“Today, we manufacture foam at five locations across India,” he said. “Along with those, we have six plants that convert it into end products such as sheets, rolls and mattresses.”
Sheela sells mattresses in India under the Sleepwell brand, a fully integrated division.
Selling mattresses across India requires a very efficient distribution network for the mattresses, Gautam explained. “We have about 110 distributors and, below them, about 5,000 retailers,” he said.
The company uses a range of channels to reach the market. “About 2,500 outlets are exclusive dealers and the rest are multi-brand outlets,” he explained. “They range in size from being very small to very big.” This diversity means that Sheela operates through franchises, as he believes the amount of work needed to manage that much real estate would be too great for a company of Sheela’s size.
Outside of India, Sheela is known for its 2005 acquisition of Joyce Foam. This followed a number of conversations between Joyce and Sheela, and ultimately came about after the Australian Competition and Consumer Commission prevented Pacific Brands from acquiring Joyce. The Australasian division of Sheela has its headquarters in Sydney, with units in all five of Australia’s big cities, and a further outpost in New Zealand.
“Joyce makes foam and supplies it to mattress and furniture makers,” Gautam said. “Frank Van Gough is the ceo in Australia. We learn a lot from each other, as the markets are completely different.”

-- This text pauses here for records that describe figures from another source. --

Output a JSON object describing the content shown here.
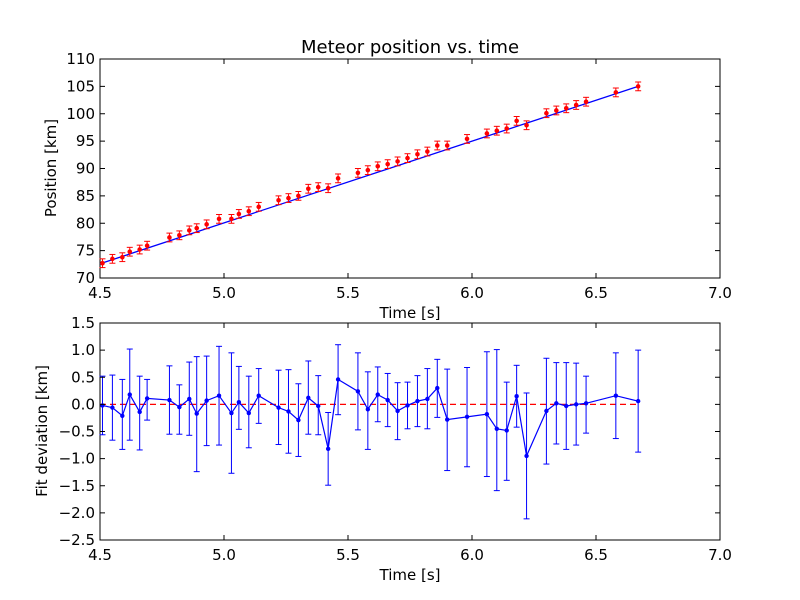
{
  "chart_data": [
    {
      "type": "scatter",
      "title": "Meteor position vs. time",
      "xlabel": "Time [s]",
      "ylabel": "Position [km]",
      "xlim": [
        4.5,
        7.0
      ],
      "ylim": [
        70,
        110
      ],
      "xticks": [
        "4.5",
        "5.0",
        "5.5",
        "6.0",
        "6.5",
        "7.0"
      ],
      "yticks": [
        "70",
        "75",
        "80",
        "85",
        "90",
        "95",
        "100",
        "105",
        "110"
      ],
      "grid": false,
      "colors": {
        "points": "#ff0000",
        "errorbars": "#ff0000",
        "fit": "#0000ff"
      },
      "fit_line": {
        "x": [
          4.5,
          6.67
        ],
        "y": [
          72.6,
          105.0
        ]
      },
      "series": [
        {
          "x": [
            4.51,
            4.55,
            4.59,
            4.62,
            4.66,
            4.69,
            4.78,
            4.82,
            4.86,
            4.89,
            4.93,
            4.98,
            5.03,
            5.06,
            5.1,
            5.14,
            5.22,
            5.26,
            5.3,
            5.34,
            5.38,
            5.42,
            5.46,
            5.54,
            5.58,
            5.62,
            5.66,
            5.7,
            5.74,
            5.78,
            5.82,
            5.86,
            5.9,
            5.98,
            6.06,
            6.1,
            6.14,
            6.18,
            6.22,
            6.3,
            6.34,
            6.38,
            6.42,
            6.46,
            6.58,
            6.67
          ],
          "y": [
            72.7,
            73.5,
            73.8,
            74.8,
            75.2,
            75.9,
            77.4,
            77.8,
            78.7,
            79.1,
            79.8,
            80.8,
            80.8,
            81.7,
            82.2,
            83.0,
            84.2,
            84.6,
            85.0,
            86.3,
            86.6,
            86.4,
            88.2,
            89.2,
            89.7,
            90.4,
            90.8,
            91.3,
            91.9,
            92.6,
            93.1,
            94.2,
            94.2,
            95.4,
            96.4,
            96.9,
            97.3,
            98.7,
            97.9,
            100.1,
            100.6,
            101.0,
            101.6,
            102.2,
            103.9,
            105.0
          ],
          "error": 0.8
        }
      ]
    },
    {
      "type": "line",
      "xlabel": "Time [s]",
      "ylabel": "Fit deviation [km]",
      "xlim": [
        4.5,
        7.0
      ],
      "ylim": [
        -2.5,
        1.5
      ],
      "xticks": [
        "4.5",
        "5.0",
        "5.5",
        "6.0",
        "6.5",
        "7.0"
      ],
      "yticks": [
        "−2.5",
        "−2.0",
        "−1.5",
        "−1.0",
        "−0.5",
        "0.0",
        "0.5",
        "1.0",
        "1.5"
      ],
      "grid": false,
      "zero_line": {
        "y": 0,
        "style": "dashed",
        "color": "#ff0000"
      },
      "colors": {
        "line": "#0000ff",
        "errorbars": "#0000ff"
      },
      "series": [
        {
          "x": [
            4.51,
            4.55,
            4.59,
            4.62,
            4.66,
            4.69,
            4.78,
            4.82,
            4.86,
            4.89,
            4.93,
            4.98,
            5.03,
            5.06,
            5.1,
            5.14,
            5.22,
            5.26,
            5.3,
            5.34,
            5.38,
            5.42,
            5.46,
            5.54,
            5.58,
            5.62,
            5.66,
            5.7,
            5.74,
            5.78,
            5.82,
            5.86,
            5.9,
            5.98,
            6.06,
            6.1,
            6.14,
            6.18,
            6.22,
            6.3,
            6.34,
            6.38,
            6.42,
            6.46,
            6.58,
            6.67
          ],
          "y": [
            -0.02,
            -0.06,
            -0.21,
            0.18,
            -0.14,
            0.11,
            0.08,
            -0.05,
            0.1,
            -0.17,
            0.07,
            0.16,
            -0.16,
            0.04,
            -0.16,
            0.16,
            -0.06,
            -0.13,
            -0.29,
            0.12,
            -0.03,
            -0.82,
            0.46,
            0.24,
            -0.09,
            0.18,
            0.08,
            -0.12,
            -0.02,
            0.06,
            0.1,
            0.3,
            -0.28,
            -0.23,
            -0.18,
            -0.45,
            -0.48,
            0.15,
            -0.95,
            -0.12,
            0.02,
            -0.03,
            0.0,
            0.02,
            0.16,
            0.06
          ],
          "error_up": [
            0.54,
            0.6,
            0.67,
            0.84,
            0.66,
            0.35,
            0.63,
            0.41,
            0.68,
            1.05,
            0.82,
            0.91,
            1.11,
            0.66,
            0.68,
            0.5,
            0.69,
            0.77,
            0.67,
            0.68,
            0.56,
            0.67,
            0.64,
            0.71,
            0.69,
            0.51,
            0.49,
            0.52,
            0.43,
            0.47,
            0.56,
            0.53,
            0.93,
            0.91,
            1.15,
            1.46,
            0.89,
            0.57,
            1.16,
            0.97,
            0.75,
            0.8,
            0.76,
            0.5,
            0.79,
            0.94
          ],
          "error_down": [
            0.54,
            0.6,
            0.62,
            0.84,
            0.7,
            0.4,
            0.63,
            0.5,
            0.67,
            1.07,
            0.83,
            0.91,
            1.11,
            0.5,
            0.64,
            0.51,
            0.68,
            0.77,
            0.67,
            0.67,
            0.53,
            0.67,
            0.65,
            0.71,
            0.74,
            0.5,
            0.49,
            0.53,
            0.43,
            0.47,
            0.55,
            0.54,
            0.94,
            0.92,
            1.15,
            1.14,
            0.92,
            0.57,
            1.16,
            0.98,
            0.75,
            0.8,
            0.75,
            0.55,
            0.79,
            0.94
          ]
        }
      ]
    }
  ]
}
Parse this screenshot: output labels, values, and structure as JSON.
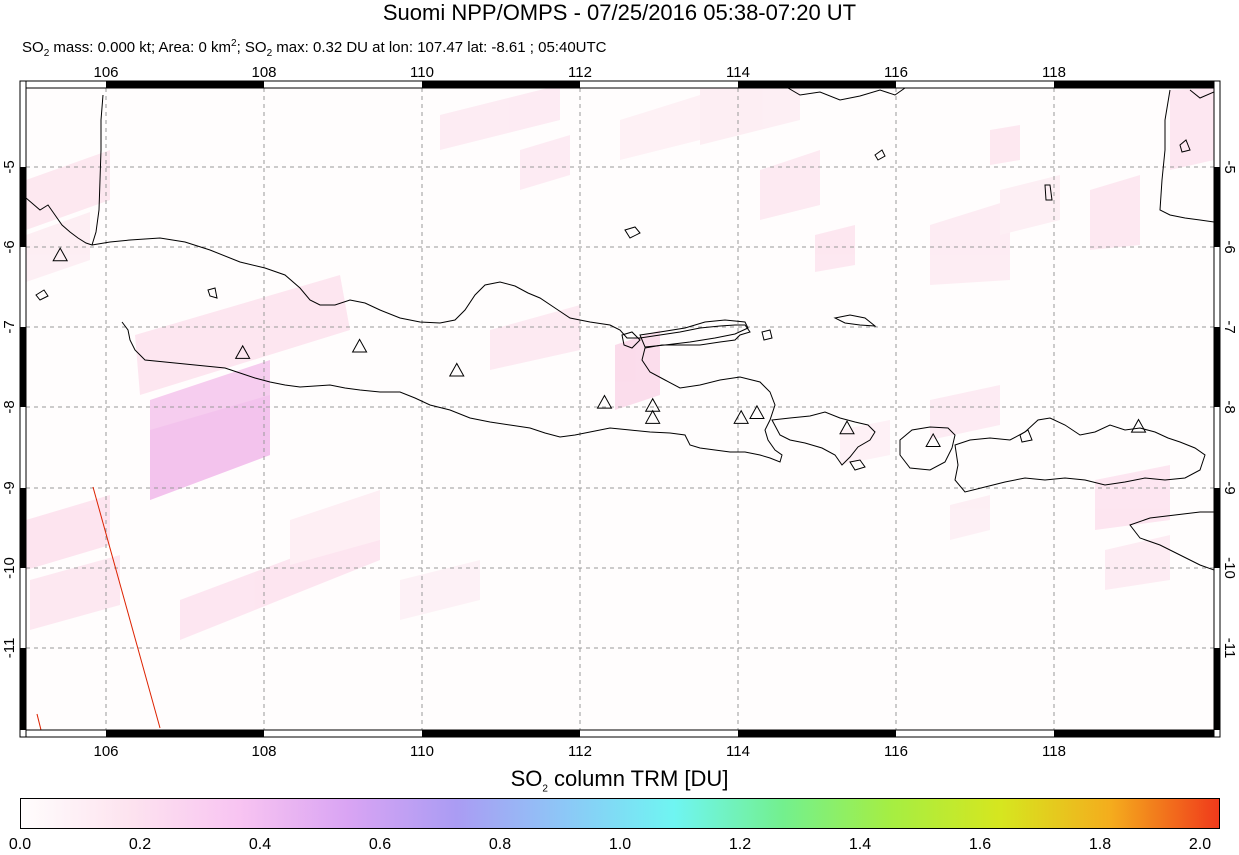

He added that, for example, Sheela’s IT works extremely well in Australia, while some of the bedding developments pioneered in Australia are starting to make their way into the Indian market. “We have had the experience of managing something which is really another culture at a distance,” Gautam said.
After 45 years as a private, family owned company, Sheela Foam floated on the Bombay stock market in 2016.
The flotation was not simply to raise money, he explained. Rather, it was designed to help it develop the tools it needed, and broaden the scope of experience at senior levels while separating the company’s ownership, business direction and management functions at the firm.
“Currently, 14% of Sheela is floated, and 86% is still owned by the family,” Gautam explains. But, he added, under Indian law this must rise to 25% of the firm within three years.
The flotation will also give Sheela the ability to move more quickly if a suitable acquisition target were to present itself.
Gautam shares many family companies’ dislike of debt financing. “We have been very debt averse as a company, because without debt you’re more in control of your destiny,” he said.
It would be a mistake to think that producing foam alone is what interests Sheela, however. “That’s not priority one,” Gautam said. “I think the business in Australia works very well. It gives us the flavour of a western market, a developed market but do we need more of it? Probably not.
“We are in the foam business and also in the mattress business. India is very diverse, but we understand it better than ever before. There’s opportunity here.”
Sheela Foam specialises in selling mattresses produced with unfilled flexible polyurethane foam, placing it in the upper end of the market, a place it has held since the outset. Could that change? “There is no doubt that there is a large bottom-of-the-pyramid that exists. We have some thoughts on how to address the market without compromising the brand,” Gautam explained.
But there are complications. Distribution channels at the bottom of the mattress market in India are rather different to Sheela’s route to market through Sleepwell. There is also the risk to its reputation, and the firm is keen to retain the brand equity already built up by the established business
For now, it is clear that Sheela is putting a real focus on quality. This comes through when discussing the recent purchase of a vertical vacuum foaming machine from Opus of the UK.
“All of our machines are top-of-the-line,” Gautam said. “And the plant next door in Delhi is probably top-of-the-order. It makes both ester and ether foam.
“We have known about vacuum foaming for a long time, but we never had any capacity until patents started expiring. Then we were the first company in Australia to put a variable pressure foam machine in.” This was a horizontally configured vacuum foaming machine, he said.
The new plant uses a vertical foam machine in a variable pressure chamber.
“We call it a VertiVac, a vertical machine with a vacuum,” Gautam said. “I believe it is the first designed to be used commercially anywhere.”
It is in production without methylene chloride or blowing agents, and foam with a density of 11kg/m³ can be produced. “This is extremely soft and can be used to replace polyester fibre in mattresses quilting,” Gautam said. “Our in-house consumption of polyester wadding for this application is large and this will supply all the firm’s needs in the future.”